Тут мы услыхали другой голос за воротами, а голова откликнулась:

– Проводишь, Эрнст! Да, раз я так сказал. Эрнст вам покажет! Сверните за угол, найдите боковую дверь. В двери увидите фонарь, им будут махать. С фонарем будет стоять Эрнст.

Дверка снова закрылась, и Эрнст вышел нам навстречу, одетый в черный сюртук больничного привратника. Нос у него был скособочен, то есть вывернут на сторону, а переносица осталась на лице там, где находилась с рождения. Сразу было видно, что в молодости он не раз дрался.

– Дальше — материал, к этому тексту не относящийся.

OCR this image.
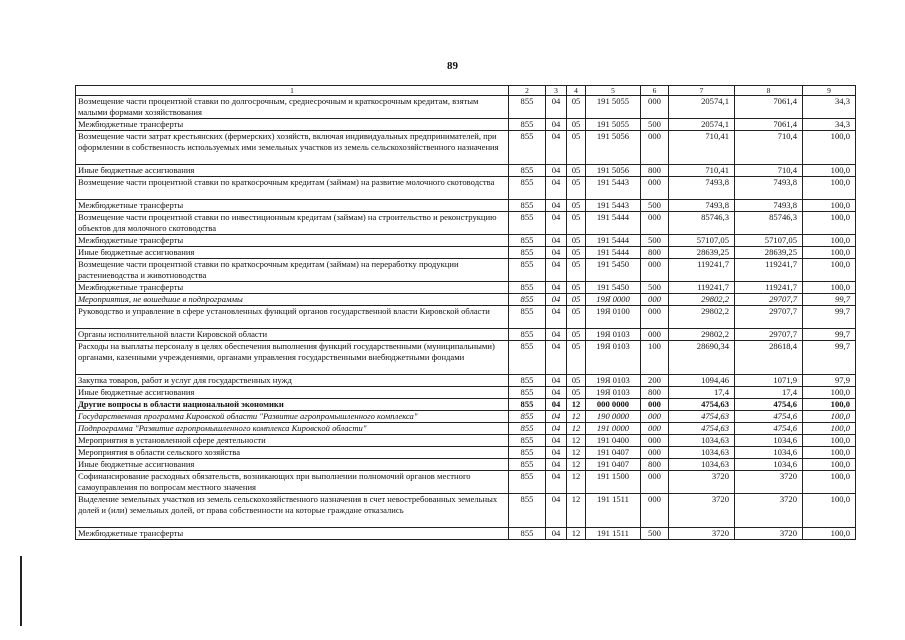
89
1	2	3	4	5	6	7	8	9
Возмещение части процентной ставки по долгосрочным, среднесрочным и краткосрочным кредитам, взятым малыми формами хозяйствования	855	04	05	191 5055	000	20574,1	7061,4	34,3
Межбюджетные трансферты	855	04	05	191 5055	500	20574,1	7061,4	34,3
Возмещение части затрат крестьянских (фермерских) хозяйств, включая индивидуальных предпринимателей, при оформлении в собственность используемых ими земельных участков из земель сельскохозяйственного назначения	855	04	05	191 5056	000	710,41	710,4	100,0
Иные бюджетные ассигнования	855	04	05	191 5056	800	710,41	710,4	100,0
Возмещение части процентной ставки по краткосрочным кредитам (займам) на развитие молочного скотоводства	855	04	05	191 5443	000	7493,8	7493,8	100,0
Межбюджетные трансферты	855	04	05	191 5443	500	7493,8	7493,8	100,0
Возмещение части процентной ставки по инвестиционным кредитам (займам) на строительство и реконструкцию объектов для молочного скотоводства	855	04	05	191 5444	000	85746,3	85746,3	100,0
Межбюджетные трансферты	855	04	05	191 5444	500	57107,05	57107,05	100,0
Иные бюджетные ассигнования	855	04	05	191 5444	800	28639,25	28639,25	100,0
Возмещение части процентной ставки по краткосрочным кредитам (займам) на переработку продукции растениеводства и животноводства	855	04	05	191 5450	000	119241,7	119241,7	100,0
Межбюджетные трансферты	855	04	05	191 5450	500	119241,7	119241,7	100,0
Мероприятия, не вошедшие в подпрограммы	855	04	05	19Я 0000	000	29802,2	29707,7	99,7
Руководство и управление в сфере установленных функций органов государственной власти Кировской области	855	04	05	19Я 0100	000	29802,2	29707,7	99,7
Органы исполнительной власти Кировской области	855	04	05	19Я 0103	000	29802,2	29707,7	99,7
Расходы на выплаты персоналу в целях обеспечения выполнения функций государственными (муниципальными) органами, казенными учреждениями, органами управления государственными внебюджетными фондами	855	04	05	19Я 0103	100	28690,34	28618,4	99,7
Закупка товаров, работ и услуг для государственных нужд	855	04	05	19Я 0103	200	1094,46	1071,9	97,9
Иные бюджетные ассигнования	855	04	05	19Я 0103	800	17,4	17,4	100,0
Другие вопросы в области национальной экономики	855	04	12	000 0000	000	4754,63	4754,6	100,0
Государственная программа Кировской области "Развитие агропромышленного комплекса"	855	04	12	190 0000	000	4754,63	4754,6	100,0
Подпрограмма "Развитие агропромышленного комплекса Кировской области"	855	04	12	191 0000	000	4754,63	4754,6	100,0
Мероприятия в установленной сфере деятельности	855	04	12	191 0400	000	1034,63	1034,6	100,0
Мероприятия в области сельского хозяйства	855	04	12	191 0407	000	1034,63	1034,6	100,0
Иные бюджетные ассигнования	855	04	12	191 0407	800	1034,63	1034,6	100,0
Софинансирование расходных обязательств, возникающих при выполнении полномочий органов местного самоуправления по вопросам местного значения	855	04	12	191 1500	000	3720	3720	100,0
Выделение земельных участков из земель сельскохозяйственного назначения в счет невостребованных земельных долей и (или) земельных долей, от права собственности на которые граждане отказались	855	04	12	191 1511	000	3720	3720	100,0
Межбюджетные трансферты	855	04	12	191 1511	500	3720	3720	100,0
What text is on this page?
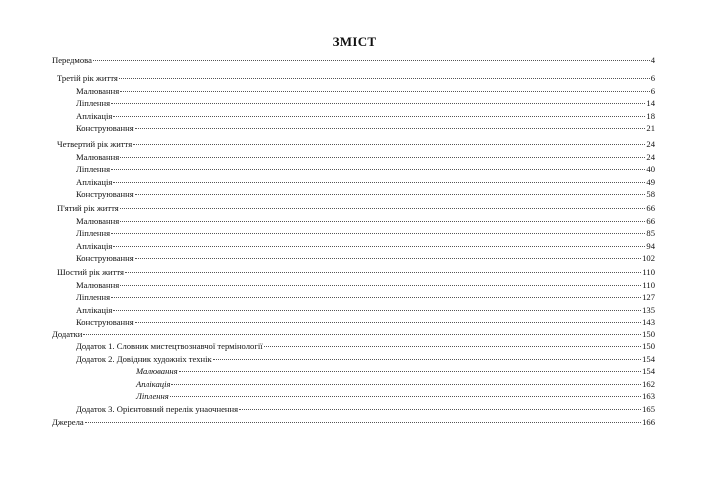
ЗМІСТ
Передмова	4
Третій рік життя	6
Малювання	6
Ліплення	14
Аплікація	18
Конструювання	21
Четвертий рік життя	24
Малювання	24
Ліплення	40
Аплікація	49
Конструювання	58
П'ятий рік життя	66
Малювання	66
Ліплення	85
Аплікація	94
Конструювання	102
Шостий рік життя	110
Малювання	110
Ліплення	127
Аплікація	135
Конструювання	143
Додатки	150
Додаток 1. Словник мистецтвознавчої термінології	150
Додаток 2. Довідник художніх технік	154
Малювання	154
Аплікація	162
Ліплення	163
Додаток 3. Орієнтовний перелік унаочнення	165
Джерела	166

– Куртиус? – переспросил Эрнст.

– Доктор Куртиус, – ответила маменька.

– Куртиус, – повторил Эрнст, и мы двинулись в путь.

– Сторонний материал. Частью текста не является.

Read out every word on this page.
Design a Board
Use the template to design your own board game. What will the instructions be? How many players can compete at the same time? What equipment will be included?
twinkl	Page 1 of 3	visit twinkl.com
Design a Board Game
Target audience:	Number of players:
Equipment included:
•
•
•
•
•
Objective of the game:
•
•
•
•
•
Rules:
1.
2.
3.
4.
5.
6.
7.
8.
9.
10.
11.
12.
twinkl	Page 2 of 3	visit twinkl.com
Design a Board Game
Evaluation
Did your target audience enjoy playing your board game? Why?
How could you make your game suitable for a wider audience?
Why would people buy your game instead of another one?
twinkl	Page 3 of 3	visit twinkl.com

В пяти минутах ходу от больницы находилась узкая неприглядная улочка. Это и была Вельзерштрассе. Бредя по ней той ночью, я представляла себе, как дома тихо бормочут, обращаясь к нам: «Не останавливайтесь! Идите своей дорогой! Прочь с наших глаз!»

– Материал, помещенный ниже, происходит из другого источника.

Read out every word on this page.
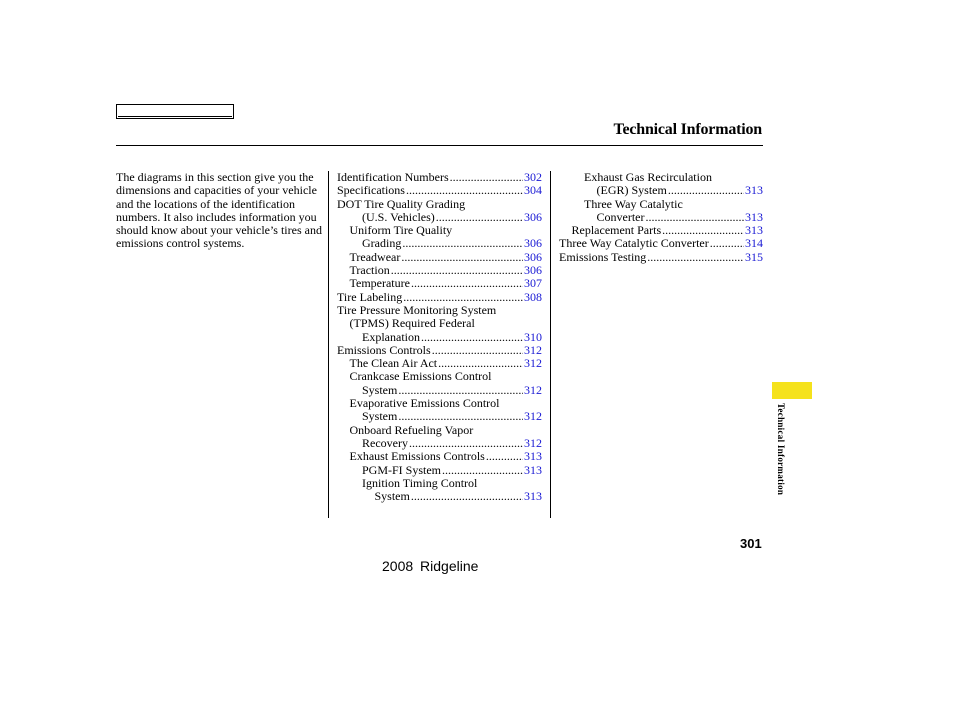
Technical Information
The diagrams in this section give you the dimensions and capacities of your vehicle and the locations of the identification numbers. It also includes information you should know about your vehicle’s tires and emissions control systems.
Identification Numbers .....	302
Specifications .....	304
DOT Tire Quality Grading
(U.S. Vehicles) .....	306
Uniform Tire Quality
Grading .....	306
Treadwear .....	306
Traction .....	306
Temperature .....	307
Tire Labeling .....	308
Tire Pressure Monitoring System
(TPMS) Required Federal
Explanation .....	310
Emissions Controls .....	312
The Clean Air Act .....	312
Crankcase Emissions Control
System .....	312
Evaporative Emissions Control
System .....	312
Onboard Refueling Vapor
Recovery .....	312
Exhaust Emissions Controls .....	313
PGM-FI System .....	313
Ignition Timing Control
System .....	313
Exhaust Gas Recirculation
(EGR) System .....	313
Three Way Catalytic
Converter .....	313
Replacement Parts .....	313
Three Way Catalytic Converter .....	314
Emissions Testing .....	315
Technical Information
301
2008 Ridgeline
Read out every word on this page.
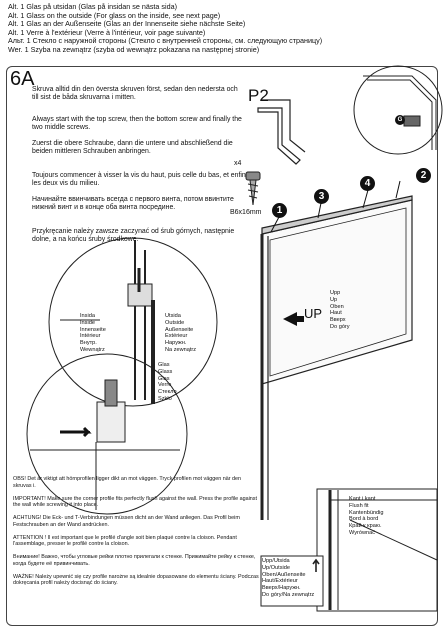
Alt. 1 Glas på utsidan (Glas på insidan se nästa sida)
Alt. 1 Glass on the outside (For glass on the inside, see next page)
Alt. 1 Glas an der Außenseite (Glas an der Innenseite siehe nächste Seite)
Alt. 1 Verre à l'extérieur (Verre à l'intérieur, voir page suivante)
Альт. 1 Стекло с наружной стороны (Стекло с внутренней стороны, см. следующую страницу)
Wer. 1 Szyba na zewnątrz (szyba od wewnątrz pokazana na następnej stronie)
6A
P2

Skruva alltid din den översta skruven först, sedan den nedersta och till sist de båda skruvarna i mitten.

Always start with the top screw, then the bottom screw and finally the two middle screws.

Zuerst die obere Schraube, dann die untere und abschließend die beiden mittleren Schrauben anbringen.

Toujours commencer à visser la vis du haut, puis celle du bas, et enfin les deux vis du milieu.

Начинайте ввинчивать всегда с первого винта, потом ввинтите нижний винт и в конце оба винта посредине.

Przykręcanie należy zawsze zaczynać od śrub górnych, następnie dolne, a na końcu śruby środkowe.

x4
B6x16mm	1
2
3
4
G
UP
Upp
Up
Oben
Haut
Вверх
Do góry
Insida
Inside
Innenseite
Intérieur
Внутр.
Wewnątrz
Utsida
Outside
Außenseite
Extérieur
Наружн.
Na zewnątrz
Glas
Glass
Glas
Verre
Стекло
Szkło
Kant i kant
Flush fit
Kantenbündig
Bord à bord
Край к краю.
Wyrównać
Upp/Utsida
Up/Outside
Oben/Außenseite
Haut/Extérieur
Вверх/Наружн.
Do góry/Na zewnątrz

OBS! Det är viktigt att hörnprofilen ligger dikt an mot väggen. Tryck profilen mot väggen när den skruvas i.

IMPORTANT! Make sure the corner profile fits perfectly flush against the wall. Press the profile against the wall while screwing it into place.

ACHTUNG! Die Eck- und T-Verbindungen müssen dicht an der Wand anliegen. Das Profil beim Festschrauben an der Wand andrücken.

ATTENTION ! Il est important que le profilé d'angle soit bien plaqué contre la cloison. Pendant l'assemblage, presser le profilé contre la cloison.

Внимание! Важно, чтобы угловые рейки плотно прилегали к стенке. Прижимайте рейку к стенке, когда будете её привинчивать.

WAŻNE! Należy upewnić się czy profile narożne są idealnie dopasowane do elementu ściany. Podczas dokręcania profil należy docisnąć do ściany.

Наконец Эрнст остановился возле узкого домишки, бедноватого на вид и неухоженного, безжалостно зажатого между двух каменных соседей.

– Вот дом Куртиуса, – объявил Эрнст.

– Этот? – удивленно произнесла маменька.

– Именно этот, – подтвердил Эрнст. – Я сюда как-то заходил. Но больше ни за что не войду! Не стану рассказывать, что там внутри, но поверьте, мне там не понравилось. Нет, от Куртиуса лучше держаться подальше. Вы меня простите, если я вас оставлю, прежде чем вы постучите в его дверь?

И Эрнст со скособоченным носом удалился, зашагав поспешнее прежнего и унеся с собой фонарь.

Мы поставили свой рундук на землю. Маменька села на него и поглядела на дверь, словно в надежде, что она заперта. Так что мне пришлось подойти и трижды постучать. Потом еще раз. Наконец дверь отворилась. Но никто не выглянул наружу. Дверь так и осталась нараспашку, и нас так и не вышли встретить. Мы с маменькой немного подождали, пока я не стала дергать ее за руку, и наконец она собралась с духом, и мы с рундуком зашли внутрь.

Маменька тихо затворила за нами дверь, а я крепко зажала ладошкой подол ее платья. Мы оглядывались во мраке. Вдруг маменька, задохнувшись, воскликнула:

– Что это?

Кто-то притаился в темном углу. Это был очень худой и очень высокий мужчина. Он был так худ, что казалось, находился на грани голодной смерти, и так высок, что его голова едва не упиралась в потолок. На его бледном, словно призрачном, лице, освещаемом мерцающим светом свечи, во тьме виднелись черные провалы вместо щек, влажные глаза и клочки темных сальных волос. Мы замерли позади рундука, точно за крепостной стеной.

– Я приехала к доктору Куртиусу, – разъяснила маменька.

Ответом ей было долгое молчание, но голова чуть заметно кивнула.

– Я хотела бы его видеть, – продолжала она.

Голова издала некий звук. Должно быть, «да».